Tim Johnson, Chief Investment Strategist at Lincoln Financial Advisors, talks in this video about the important 7 Investment Principles. I have outlined some of his key important messages, from the video, below.
Ten years ago, the financial world was in a dark place. Today is a much different world. Stocks have advanced strongly and investor’s sentiment is positive. The past crisis was serious. Many lost much of what they had and may never trust in investing again. However, most that followed solid advice and investment principles, survived and flourished since that time. As Warren Buffet once said, “Sound principles can get one through almost anything.” I strongly agree.
We know that volatility is a part of investing. History tells us that a 10% decline in the equity in markets occurs about once a year. Again, sound principles can help us get through them.

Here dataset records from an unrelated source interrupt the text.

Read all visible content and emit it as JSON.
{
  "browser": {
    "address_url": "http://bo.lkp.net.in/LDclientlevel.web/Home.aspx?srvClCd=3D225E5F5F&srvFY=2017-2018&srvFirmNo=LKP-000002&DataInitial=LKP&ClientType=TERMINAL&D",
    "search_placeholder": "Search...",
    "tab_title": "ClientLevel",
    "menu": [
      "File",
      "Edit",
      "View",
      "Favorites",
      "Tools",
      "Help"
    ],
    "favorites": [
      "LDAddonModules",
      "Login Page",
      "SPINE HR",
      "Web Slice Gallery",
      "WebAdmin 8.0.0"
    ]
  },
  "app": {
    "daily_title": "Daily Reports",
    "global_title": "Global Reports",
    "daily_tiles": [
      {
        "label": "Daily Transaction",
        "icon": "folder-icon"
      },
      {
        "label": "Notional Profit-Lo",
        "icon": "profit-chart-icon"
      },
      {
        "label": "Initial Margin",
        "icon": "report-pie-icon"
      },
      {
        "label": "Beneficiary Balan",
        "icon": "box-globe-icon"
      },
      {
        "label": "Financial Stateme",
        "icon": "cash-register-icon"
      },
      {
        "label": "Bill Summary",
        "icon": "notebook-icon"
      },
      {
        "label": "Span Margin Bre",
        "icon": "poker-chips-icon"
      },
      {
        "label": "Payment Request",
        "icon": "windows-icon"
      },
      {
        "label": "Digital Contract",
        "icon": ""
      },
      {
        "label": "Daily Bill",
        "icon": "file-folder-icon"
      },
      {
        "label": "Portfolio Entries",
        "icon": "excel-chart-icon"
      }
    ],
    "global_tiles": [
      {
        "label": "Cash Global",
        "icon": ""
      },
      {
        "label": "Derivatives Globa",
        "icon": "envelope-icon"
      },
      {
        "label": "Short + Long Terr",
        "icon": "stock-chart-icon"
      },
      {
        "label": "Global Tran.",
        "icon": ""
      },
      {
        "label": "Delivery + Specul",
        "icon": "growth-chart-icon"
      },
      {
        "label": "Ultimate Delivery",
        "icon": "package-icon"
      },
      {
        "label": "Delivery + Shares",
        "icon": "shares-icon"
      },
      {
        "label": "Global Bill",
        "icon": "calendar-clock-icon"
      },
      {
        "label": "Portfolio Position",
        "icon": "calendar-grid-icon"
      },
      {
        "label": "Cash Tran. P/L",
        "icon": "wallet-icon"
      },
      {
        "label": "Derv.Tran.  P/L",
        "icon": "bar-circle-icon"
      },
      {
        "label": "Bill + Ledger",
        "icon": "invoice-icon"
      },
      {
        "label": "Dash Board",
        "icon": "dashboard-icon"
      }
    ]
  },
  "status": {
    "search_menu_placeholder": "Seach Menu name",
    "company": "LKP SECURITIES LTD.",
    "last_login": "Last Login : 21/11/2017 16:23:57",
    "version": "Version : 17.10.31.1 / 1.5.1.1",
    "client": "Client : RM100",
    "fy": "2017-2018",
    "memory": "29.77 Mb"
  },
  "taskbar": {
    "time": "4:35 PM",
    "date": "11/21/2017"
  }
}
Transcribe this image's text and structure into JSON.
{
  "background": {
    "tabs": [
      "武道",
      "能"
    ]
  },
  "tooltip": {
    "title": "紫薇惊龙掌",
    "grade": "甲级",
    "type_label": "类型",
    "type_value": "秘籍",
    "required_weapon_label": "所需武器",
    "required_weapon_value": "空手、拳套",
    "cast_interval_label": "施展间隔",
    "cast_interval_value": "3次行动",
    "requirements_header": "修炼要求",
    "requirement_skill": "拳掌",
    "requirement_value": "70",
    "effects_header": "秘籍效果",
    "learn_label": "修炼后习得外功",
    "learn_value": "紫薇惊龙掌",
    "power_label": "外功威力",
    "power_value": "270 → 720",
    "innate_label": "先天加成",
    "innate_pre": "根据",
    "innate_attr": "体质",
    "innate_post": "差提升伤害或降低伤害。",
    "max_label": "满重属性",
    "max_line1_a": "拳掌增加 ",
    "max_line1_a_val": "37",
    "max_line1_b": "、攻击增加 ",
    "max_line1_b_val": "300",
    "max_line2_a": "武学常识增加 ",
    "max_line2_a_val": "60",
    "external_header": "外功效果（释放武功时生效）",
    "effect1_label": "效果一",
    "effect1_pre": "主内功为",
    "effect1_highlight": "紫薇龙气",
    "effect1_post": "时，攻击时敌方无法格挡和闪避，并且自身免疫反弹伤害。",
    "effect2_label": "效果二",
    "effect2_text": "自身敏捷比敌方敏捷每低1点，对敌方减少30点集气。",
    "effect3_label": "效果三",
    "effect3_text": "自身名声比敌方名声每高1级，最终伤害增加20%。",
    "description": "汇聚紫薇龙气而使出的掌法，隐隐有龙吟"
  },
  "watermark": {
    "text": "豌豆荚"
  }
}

With this in mind, these are a few of our investment principles that we find vital to our process.
Investment Principle #1
There is no such thing as “short term investing”
Investment Principle #2
Valuation still matters.
Investment Principle #3
Market timing doesn’t work
Investment Principle #4
Market indexes and benchmarks can tell a much-distorted story
Investment Principle #5
Optimism is key. We recognize the powerful upside to human ingenuity and innovation over time.
Investment Principle #6
Information is not knowledge
Investment Principle #7
The traditional rules of investing are still true.
Those Core Principles are:
-Follow your plan
-Maintain long-term perspective
In the end, talk is cheap. It’s easy to talk about sound principles and plans when things are calm. What matters is to have those plans so deeply imbedded in one’s philosophy that they become second nature. It is also important to have the tools to deliver those principles. Here we use mathematically based allocation and analysis with knowledge of market history and discipline to deliver for our clients. That is the power of informed disciplined advice.